Gitlab hero border pattern left svg Gitlab hero border pattern right svg

Category Strategy - Geo-replication

🌏 Geo-replication

Last updated: 2020-12-23

Introduction and how you can help

The Geo-replication category helps distributed developer teams be more productive. With a single GitLab instance working with large repositories can take a long time for developers located in different geographies. Geo-replication provides an easily configurable, read-only mirror (we call it a Geo site) of a GitLab installation that is complete, accurate, verifiable and efficient. This is valuable because using Geo reduces the time it needs to fetch and clone repositories, which increases developer productivity.

Please reach out to Fabian Zimmer, Product Manager for the Geo group (Email) if you'd like to provide feedback or ask any questions related to this product category.
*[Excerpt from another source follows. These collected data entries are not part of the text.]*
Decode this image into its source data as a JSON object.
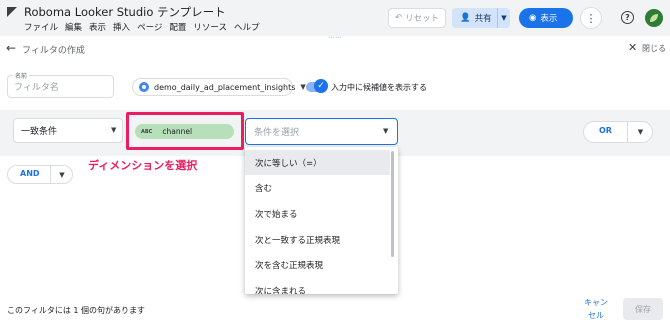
{
  "app": {
    "title": "Roboma Looker Studio テンプレート",
    "menu": [
      "ファイル",
      "編集",
      "表示",
      "挿入",
      "ページ",
      "配置",
      "リソース",
      "ヘルプ"
    ]
  },
  "toolbar": {
    "reset_label": "リセット",
    "share_label": "共有",
    "view_label": "表示"
  },
  "panel": {
    "title": "フィルタの作成",
    "close_label": "閉じる"
  },
  "name": {
    "label": "名前",
    "placeholder": "フィルタ名"
  },
  "data_source": "demo_daily_ad_placement_insights",
  "toggle_label": "入力中に候補値を表示する",
  "condition": {
    "match_type": "一致条件",
    "dimension_type": "ABC",
    "dimension": "channel",
    "operator_placeholder": "条件を選択",
    "or_label": "OR",
    "and_label": "AND"
  },
  "annotation": "ディメンションを選択",
  "dropdown_options": [
    "次に等しい（=）",
    "含む",
    "次で始まる",
    "次と一致する正規表現",
    "次を含む正規表現",
    "次に含まれる"
  ],
  "footer": {
    "clause_count": "このフィルタには 1 個の句があります",
    "cancel_label": "キャンセル",
    "save_label": "保存"
  },
  "colors": {
    "accent": "#1a73e8",
    "highlight": "#e91e63",
    "dimension_chip": "#b7dfb9"
  }
}
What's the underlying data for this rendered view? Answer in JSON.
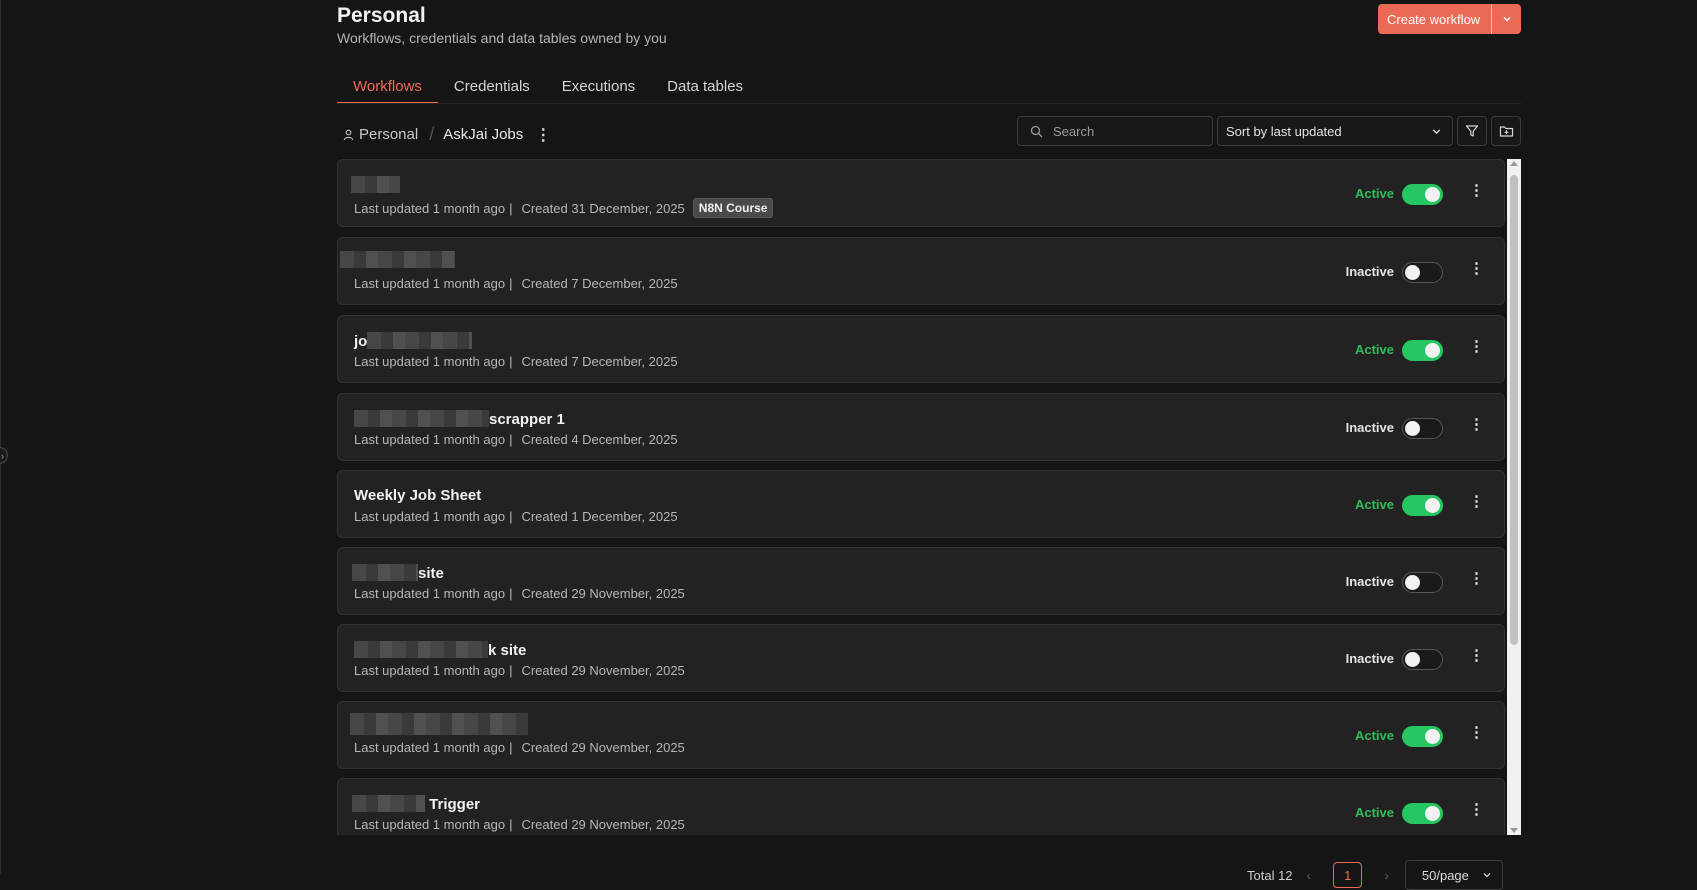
{
  "header": {
    "title": "Personal",
    "subtitle": "Workflows, credentials and data tables owned by you",
    "create_label": "Create workflow"
  },
  "tabs": [
    {
      "label": "Workflows",
      "active": true
    },
    {
      "label": "Credentials",
      "active": false
    },
    {
      "label": "Executions",
      "active": false
    },
    {
      "label": "Data tables",
      "active": false
    }
  ],
  "breadcrumb": {
    "root": "Personal",
    "folder": "AskJai Jobs"
  },
  "search": {
    "placeholder": "Search"
  },
  "sort": {
    "value": "Sort by last updated"
  },
  "workflows": [
    {
      "name_visible": "",
      "last_updated": "Last updated 1 month ago",
      "created": "Created 31 December, 2025",
      "tag": "N8N Course",
      "status": "Active",
      "active": true
    },
    {
      "name_visible": "",
      "last_updated": "Last updated 1 month ago",
      "created": "Created 7 December, 2025",
      "tag": "",
      "status": "Inactive",
      "active": false
    },
    {
      "name_visible": "jo",
      "last_updated": "Last updated 1 month ago",
      "created": "Created 7 December, 2025",
      "tag": "",
      "status": "Active",
      "active": true
    },
    {
      "name_visible": "scrapper 1",
      "last_updated": "Last updated 1 month ago",
      "created": "Created 4 December, 2025",
      "tag": "",
      "status": "Inactive",
      "active": false
    },
    {
      "name_visible": "Weekly Job Sheet",
      "last_updated": "Last updated 1 month ago",
      "created": "Created 1 December, 2025",
      "tag": "",
      "status": "Active",
      "active": true
    },
    {
      "name_visible": "site",
      "last_updated": "Last updated 1 month ago",
      "created": "Created 29 November, 2025",
      "tag": "",
      "status": "Inactive",
      "active": false
    },
    {
      "name_visible": "k site",
      "last_updated": "Last updated 1 month ago",
      "created": "Created 29 November, 2025",
      "tag": "",
      "status": "Inactive",
      "active": false
    },
    {
      "name_visible": "",
      "last_updated": "Last updated 1 month ago",
      "created": "Created 29 November, 2025",
      "tag": "",
      "status": "Active",
      "active": true
    },
    {
      "name_visible": "Trigger",
      "last_updated": "Last updated 1 month ago",
      "created": "Created 29 November, 2025",
      "tag": "",
      "status": "Active",
      "active": true
    }
  ],
  "pagination": {
    "total": "Total 12",
    "current_page": "1",
    "page_size": "50/page"
  },
  "colors": {
    "accent": "#ea6a55",
    "active_green": "#26c661",
    "background": "#151515",
    "card": "#222222"
  }
}
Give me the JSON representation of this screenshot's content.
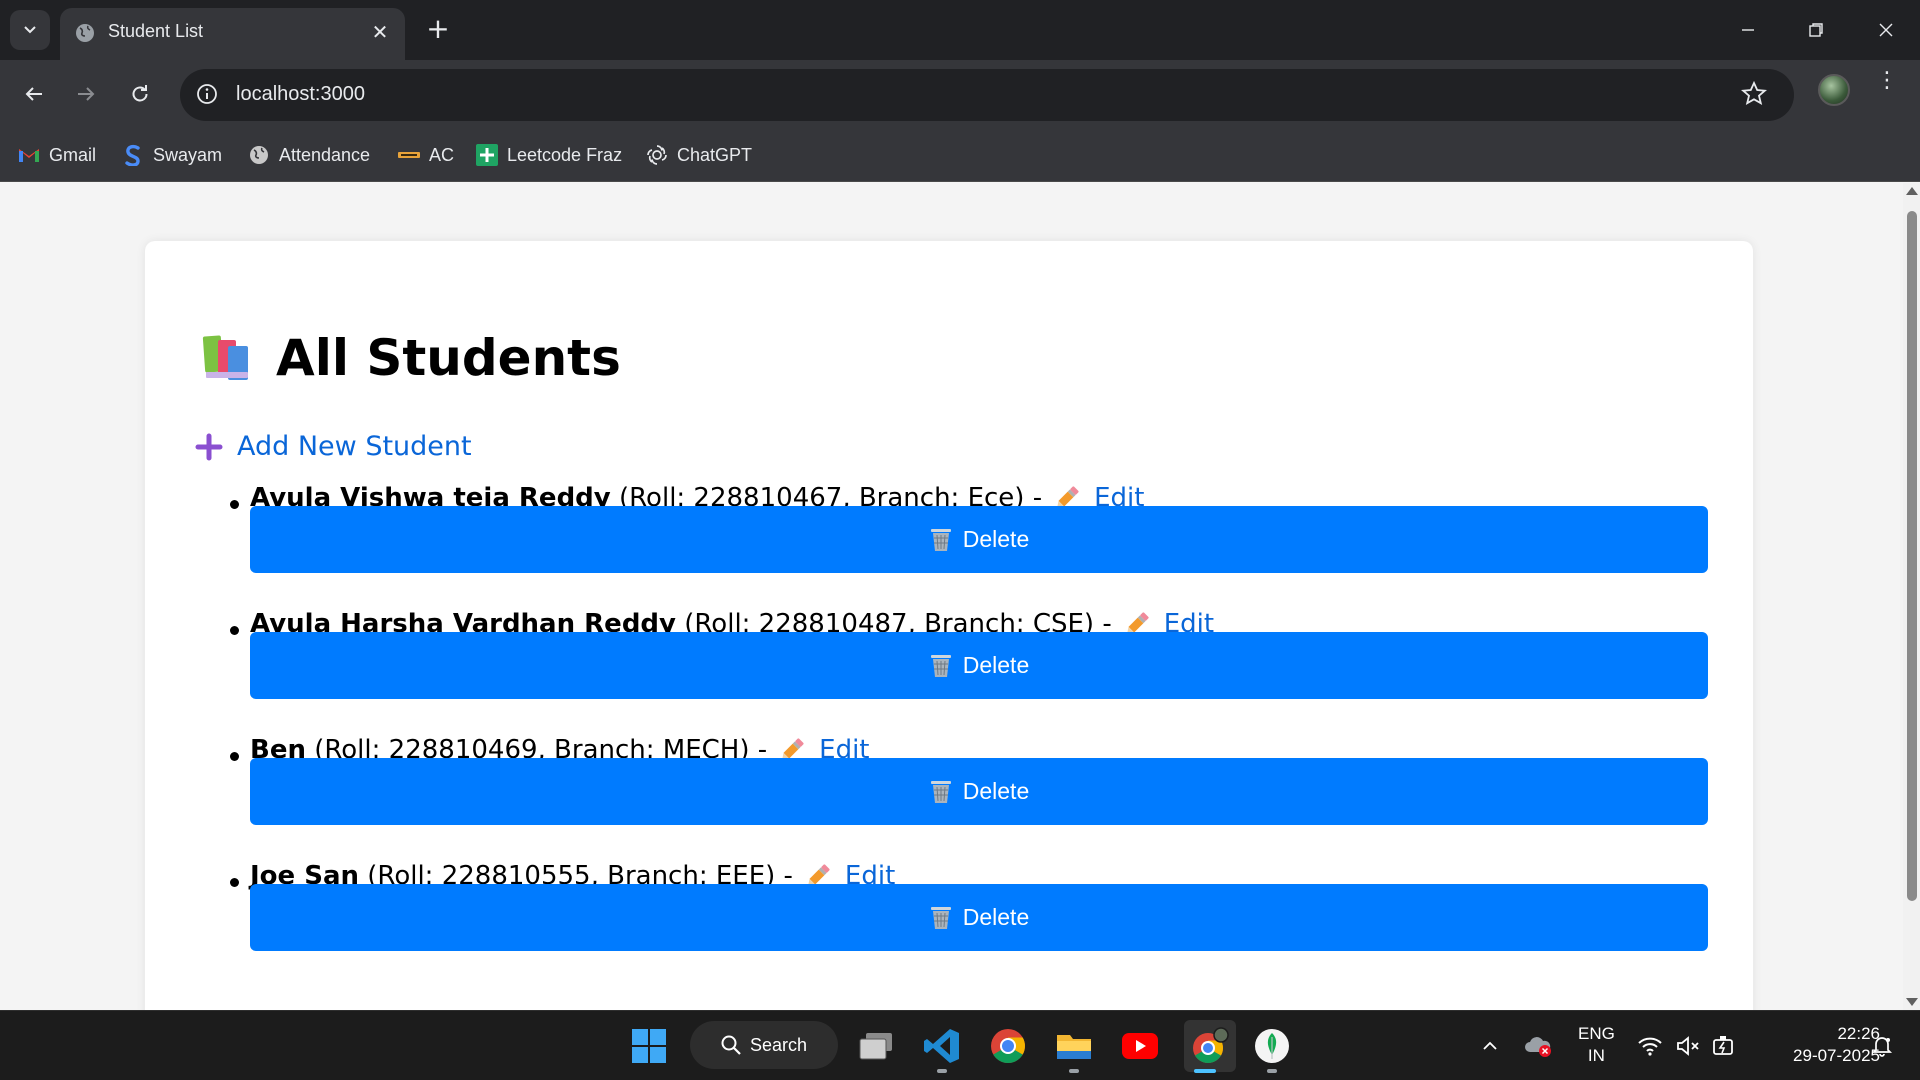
{
  "browser": {
    "tab_title": "Student List",
    "url": "localhost:3000",
    "bookmarks": [
      {
        "label": "Gmail",
        "icon": "gmail-icon"
      },
      {
        "label": "Swayam",
        "icon": "swayam-icon"
      },
      {
        "label": "Attendance",
        "icon": "globe-icon"
      },
      {
        "label": "AC",
        "icon": "ac-icon"
      },
      {
        "label": "Leetcode Fraz",
        "icon": "green-plus-icon"
      },
      {
        "label": "ChatGPT",
        "icon": "chatgpt-icon"
      }
    ]
  },
  "page": {
    "heading": "All Students",
    "add_link": "Add New Student",
    "students": [
      {
        "name": "Avula Vishwa teja Reddy",
        "details": "(Roll: 228810467, Branch: Ece) -",
        "edit_label": "Edit",
        "delete_label": "Delete"
      },
      {
        "name": "Avula Harsha Vardhan Reddy",
        "details": "(Roll: 228810487, Branch: CSE) -",
        "edit_label": "Edit",
        "delete_label": "Delete"
      },
      {
        "name": "Ben",
        "details": "(Roll: 228810469, Branch: MECH) -",
        "edit_label": "Edit",
        "delete_label": "Delete"
      },
      {
        "name": "Joe San",
        "details": "(Roll: 228810555, Branch: EEE) -",
        "edit_label": "Edit",
        "delete_label": "Delete"
      }
    ]
  },
  "taskbar": {
    "search_label": "Search",
    "language_line1": "ENG",
    "language_line2": "IN",
    "time": "22:26",
    "date": "29-07-2025"
  },
  "colors": {
    "primary_button": "#007bff",
    "link": "#0a66d8",
    "chrome_dark": "#202124",
    "chrome_toolbar": "#35363a"
  }
}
This strategy is a work in progress, and everyone can contribute. Please comment and contribute in the linked issues and epics on this page. Sharing your feedback directly on GitLab.com is the best way to contribute to our strategy and vision.

Overview

Geo-replication requires a significant investment to be configured by systems administrators but allows users in different locations to accelerate git read operations. Write requests are transparently proxied to the primary site. Geo replicates around 80% of the data generated by GitLab and a number of data types can be disabled if required.

Where we are headed

Our goal for Geo-replication is to offer the same experience to users, regardless of their location. In the future, we want our users to be able to configure Geo within minutes - not hours. We envision Geo-replication to be fully transparent to users. This means that a developer should not need to actively decide to use Geo, or select the right Geo site - GitLab should be able to determine what Geo site should be used to provide the best user experience. For systems administrators, it should be simple to add, configure and remove new sites.

Target audience and experience

Sidney (Systems Administrator)

Sasha (Software Developer)

For more information on how we use personas and roles at GitLab, please click here.

What's next & why

Instrument usage ping

We need to understand better how software developers interact with secondary sites. As a next step, we are going to track Git operations performed on secondary sites. This data will help us understand usage patterns and how we can improve the overall user experience.

Geo automatically chooses the best GitLab site

Using a Geo site to overcome UX issues (e.g. latency) requires additional configuration for software developers, which is cumbersome. Using the secondary Web interface is a worse user experience than using the primary. A software developer needs to switch between a primary and secondary frequently, which can be highly confusing and frustrating.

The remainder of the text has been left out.